Juniper, which gets about two-thirds of its revenue from telecom companies, said in April that it would reduce its 9,483-strong workforce by about 6 percent and focus on its high-growth businesses.

The company announced additional cost reductions of about $100 million in October as it faced slowing revenue growth in the second half of the year.

Two of the company's largest customers, AT&T Inc <T.N> and Sprint Corp <S.N>, are taking time to decide whether to upgrade wired networks or shift to 4G.

Juniper's operating expenses fell about 13.4 pct to $526.9 million in the fourth quarter, excluding a non-cash goodwill impairment charge of about $850 million.

"It's been a cost-cutting story and remains a cost-cutting story," Needham & Co analyst Alex Henderson said.

Aggressive cost-cutting had resulted in operating expenses coming in $16 million less than the market had expected, Henderson said.

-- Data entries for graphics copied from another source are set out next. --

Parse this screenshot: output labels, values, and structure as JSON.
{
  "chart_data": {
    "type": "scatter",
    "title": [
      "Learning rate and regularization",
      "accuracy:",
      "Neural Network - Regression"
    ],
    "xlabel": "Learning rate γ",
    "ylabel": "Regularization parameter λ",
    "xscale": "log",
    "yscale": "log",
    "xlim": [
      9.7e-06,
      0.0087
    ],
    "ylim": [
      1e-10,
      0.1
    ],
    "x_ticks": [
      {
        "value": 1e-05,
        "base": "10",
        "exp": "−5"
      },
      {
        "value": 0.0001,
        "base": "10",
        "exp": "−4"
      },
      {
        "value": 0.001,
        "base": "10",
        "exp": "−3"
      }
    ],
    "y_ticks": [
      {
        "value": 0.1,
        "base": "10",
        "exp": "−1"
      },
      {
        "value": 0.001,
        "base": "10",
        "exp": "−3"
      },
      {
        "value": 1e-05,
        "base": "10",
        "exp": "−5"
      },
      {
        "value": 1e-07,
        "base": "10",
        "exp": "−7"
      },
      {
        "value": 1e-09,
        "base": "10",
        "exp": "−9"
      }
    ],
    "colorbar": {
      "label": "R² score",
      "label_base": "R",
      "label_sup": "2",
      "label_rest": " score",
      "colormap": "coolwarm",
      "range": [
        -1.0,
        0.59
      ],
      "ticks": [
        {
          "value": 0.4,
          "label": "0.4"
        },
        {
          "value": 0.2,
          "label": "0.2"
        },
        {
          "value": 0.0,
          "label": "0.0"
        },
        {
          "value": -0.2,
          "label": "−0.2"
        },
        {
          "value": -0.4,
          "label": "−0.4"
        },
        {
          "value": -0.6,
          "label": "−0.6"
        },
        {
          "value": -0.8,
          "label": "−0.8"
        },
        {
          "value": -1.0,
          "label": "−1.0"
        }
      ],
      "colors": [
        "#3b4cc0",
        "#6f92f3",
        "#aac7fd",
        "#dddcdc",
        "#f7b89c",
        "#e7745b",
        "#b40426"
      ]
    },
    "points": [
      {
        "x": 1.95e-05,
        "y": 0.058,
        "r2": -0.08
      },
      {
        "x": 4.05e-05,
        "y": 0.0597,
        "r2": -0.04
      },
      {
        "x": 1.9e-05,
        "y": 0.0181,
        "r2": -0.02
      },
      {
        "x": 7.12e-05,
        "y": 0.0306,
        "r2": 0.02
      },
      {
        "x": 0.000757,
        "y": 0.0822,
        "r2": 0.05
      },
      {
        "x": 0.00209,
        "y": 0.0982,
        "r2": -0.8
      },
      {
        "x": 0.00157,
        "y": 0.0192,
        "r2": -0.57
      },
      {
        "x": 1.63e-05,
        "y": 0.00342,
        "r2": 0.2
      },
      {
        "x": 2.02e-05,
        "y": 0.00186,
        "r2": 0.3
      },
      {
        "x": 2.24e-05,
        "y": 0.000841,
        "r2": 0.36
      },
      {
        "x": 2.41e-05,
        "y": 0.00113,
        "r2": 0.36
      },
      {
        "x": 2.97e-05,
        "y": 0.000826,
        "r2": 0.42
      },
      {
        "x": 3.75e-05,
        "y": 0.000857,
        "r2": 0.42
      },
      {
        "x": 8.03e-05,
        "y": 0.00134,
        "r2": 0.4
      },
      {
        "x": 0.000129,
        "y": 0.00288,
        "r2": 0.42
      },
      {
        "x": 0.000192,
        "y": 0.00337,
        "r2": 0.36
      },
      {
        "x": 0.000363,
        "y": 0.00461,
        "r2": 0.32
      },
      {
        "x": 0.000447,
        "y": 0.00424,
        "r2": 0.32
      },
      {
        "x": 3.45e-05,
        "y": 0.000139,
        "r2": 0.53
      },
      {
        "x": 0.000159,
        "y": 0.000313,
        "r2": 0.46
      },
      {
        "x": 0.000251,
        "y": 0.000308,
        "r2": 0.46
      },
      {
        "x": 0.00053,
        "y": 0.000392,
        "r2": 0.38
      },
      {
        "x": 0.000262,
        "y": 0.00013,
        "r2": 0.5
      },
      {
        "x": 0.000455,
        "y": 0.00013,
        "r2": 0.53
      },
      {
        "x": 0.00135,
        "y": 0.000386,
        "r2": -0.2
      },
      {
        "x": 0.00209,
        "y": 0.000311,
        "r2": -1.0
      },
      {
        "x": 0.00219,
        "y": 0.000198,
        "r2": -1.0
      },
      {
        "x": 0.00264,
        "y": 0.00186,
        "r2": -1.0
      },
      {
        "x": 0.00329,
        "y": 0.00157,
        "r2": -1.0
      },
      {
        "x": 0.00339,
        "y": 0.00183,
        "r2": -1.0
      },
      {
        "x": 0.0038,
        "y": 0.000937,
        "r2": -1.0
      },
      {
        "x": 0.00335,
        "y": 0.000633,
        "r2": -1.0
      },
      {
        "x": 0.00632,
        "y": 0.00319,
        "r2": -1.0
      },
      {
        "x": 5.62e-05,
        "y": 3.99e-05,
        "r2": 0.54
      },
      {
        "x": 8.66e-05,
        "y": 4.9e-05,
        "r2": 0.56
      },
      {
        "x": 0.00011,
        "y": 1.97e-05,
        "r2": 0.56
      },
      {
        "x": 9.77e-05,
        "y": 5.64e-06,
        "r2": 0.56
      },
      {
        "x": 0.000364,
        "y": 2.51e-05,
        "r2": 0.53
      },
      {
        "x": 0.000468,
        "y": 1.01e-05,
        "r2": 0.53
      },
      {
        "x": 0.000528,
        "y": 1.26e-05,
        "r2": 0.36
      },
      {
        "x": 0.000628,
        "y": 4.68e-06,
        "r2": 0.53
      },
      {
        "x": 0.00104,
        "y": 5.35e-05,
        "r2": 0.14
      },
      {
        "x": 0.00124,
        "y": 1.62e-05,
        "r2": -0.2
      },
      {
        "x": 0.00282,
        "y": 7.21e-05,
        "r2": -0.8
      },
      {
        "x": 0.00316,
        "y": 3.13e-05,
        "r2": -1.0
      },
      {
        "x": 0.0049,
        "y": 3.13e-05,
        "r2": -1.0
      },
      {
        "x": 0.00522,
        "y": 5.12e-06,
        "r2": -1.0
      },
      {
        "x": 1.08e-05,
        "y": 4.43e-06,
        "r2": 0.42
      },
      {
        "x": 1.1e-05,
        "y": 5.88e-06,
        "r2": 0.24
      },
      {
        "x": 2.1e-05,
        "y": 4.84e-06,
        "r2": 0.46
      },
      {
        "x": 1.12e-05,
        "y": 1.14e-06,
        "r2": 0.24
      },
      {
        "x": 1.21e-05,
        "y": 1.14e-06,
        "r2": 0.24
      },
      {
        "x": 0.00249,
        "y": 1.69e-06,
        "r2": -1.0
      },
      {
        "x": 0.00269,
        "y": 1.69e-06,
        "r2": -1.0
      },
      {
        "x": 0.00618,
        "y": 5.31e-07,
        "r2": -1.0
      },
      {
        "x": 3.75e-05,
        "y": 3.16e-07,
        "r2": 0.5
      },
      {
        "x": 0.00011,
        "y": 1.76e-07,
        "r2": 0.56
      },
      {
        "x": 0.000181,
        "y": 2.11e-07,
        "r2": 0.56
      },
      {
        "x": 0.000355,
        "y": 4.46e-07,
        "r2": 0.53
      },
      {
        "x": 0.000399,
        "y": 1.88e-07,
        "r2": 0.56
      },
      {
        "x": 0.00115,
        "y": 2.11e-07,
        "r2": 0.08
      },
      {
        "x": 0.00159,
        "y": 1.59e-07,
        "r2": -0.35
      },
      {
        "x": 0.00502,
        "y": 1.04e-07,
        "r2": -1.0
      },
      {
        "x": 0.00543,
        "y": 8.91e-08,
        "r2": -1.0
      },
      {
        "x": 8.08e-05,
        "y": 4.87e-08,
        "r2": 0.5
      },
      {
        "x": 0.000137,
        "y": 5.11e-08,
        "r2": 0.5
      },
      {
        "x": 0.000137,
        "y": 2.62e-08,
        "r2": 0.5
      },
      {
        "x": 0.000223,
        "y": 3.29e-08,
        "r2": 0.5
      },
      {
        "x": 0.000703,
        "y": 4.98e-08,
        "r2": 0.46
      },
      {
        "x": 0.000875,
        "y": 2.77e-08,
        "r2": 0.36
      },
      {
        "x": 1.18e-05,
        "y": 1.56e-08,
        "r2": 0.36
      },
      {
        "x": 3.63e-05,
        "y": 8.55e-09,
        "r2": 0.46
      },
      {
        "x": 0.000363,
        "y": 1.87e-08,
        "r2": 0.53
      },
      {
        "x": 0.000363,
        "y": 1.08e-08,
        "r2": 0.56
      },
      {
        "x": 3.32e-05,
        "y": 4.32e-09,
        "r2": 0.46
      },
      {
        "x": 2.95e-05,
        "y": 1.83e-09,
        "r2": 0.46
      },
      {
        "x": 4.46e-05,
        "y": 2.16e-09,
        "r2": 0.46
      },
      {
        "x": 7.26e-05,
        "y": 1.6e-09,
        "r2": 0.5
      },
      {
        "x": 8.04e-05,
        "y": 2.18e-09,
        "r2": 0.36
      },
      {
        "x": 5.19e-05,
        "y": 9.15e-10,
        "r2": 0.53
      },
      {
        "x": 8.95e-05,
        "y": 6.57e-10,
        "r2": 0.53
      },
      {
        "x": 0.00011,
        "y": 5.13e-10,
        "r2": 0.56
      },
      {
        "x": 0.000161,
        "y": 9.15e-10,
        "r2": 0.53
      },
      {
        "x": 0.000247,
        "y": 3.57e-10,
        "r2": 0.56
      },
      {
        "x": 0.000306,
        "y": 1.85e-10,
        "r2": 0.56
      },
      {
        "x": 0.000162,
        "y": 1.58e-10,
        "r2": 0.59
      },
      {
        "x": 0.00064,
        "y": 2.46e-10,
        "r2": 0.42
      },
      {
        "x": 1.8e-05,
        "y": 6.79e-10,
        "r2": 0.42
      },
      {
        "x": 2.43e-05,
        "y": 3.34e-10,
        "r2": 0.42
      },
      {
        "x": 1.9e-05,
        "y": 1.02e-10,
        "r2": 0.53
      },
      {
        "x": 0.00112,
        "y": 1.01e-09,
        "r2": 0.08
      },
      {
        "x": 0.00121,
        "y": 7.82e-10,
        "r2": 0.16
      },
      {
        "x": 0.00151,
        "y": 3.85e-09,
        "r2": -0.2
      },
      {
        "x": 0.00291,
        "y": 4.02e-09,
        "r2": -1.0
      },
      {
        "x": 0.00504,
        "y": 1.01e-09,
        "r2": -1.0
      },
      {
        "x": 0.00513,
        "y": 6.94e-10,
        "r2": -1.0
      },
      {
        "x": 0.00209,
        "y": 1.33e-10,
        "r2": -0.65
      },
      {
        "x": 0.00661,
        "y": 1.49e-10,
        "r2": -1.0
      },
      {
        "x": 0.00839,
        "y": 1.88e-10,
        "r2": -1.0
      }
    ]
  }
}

Including the goodwill impairment charge, Juniper reported a net loss of $769.6 million, or $1.81 per share, in the quarter ended Dec. 31, compared with a profit of $151.8 million, or 30 cents per share, a year earlier.

On an adjusted basis, the company earned 41 cents per share, well above the average analyst estimate of 31 cents.

Revenue fell 13.5 percent to $1.10 billion as telecom service providers continued to delay spending, but still beat the average analysts' estimate of $1.01 billion, according to Thomson Reuters I/B/E/S.

Last week, rival F5 Networks Inc <FFIV.O> reported revenue that missed Wall Street's average estimate for the first time in eight quarters. F5 cited a decline in the number of large deals.

Up to Monday's close, Juniper shares had fallen about 21 percent in the past year.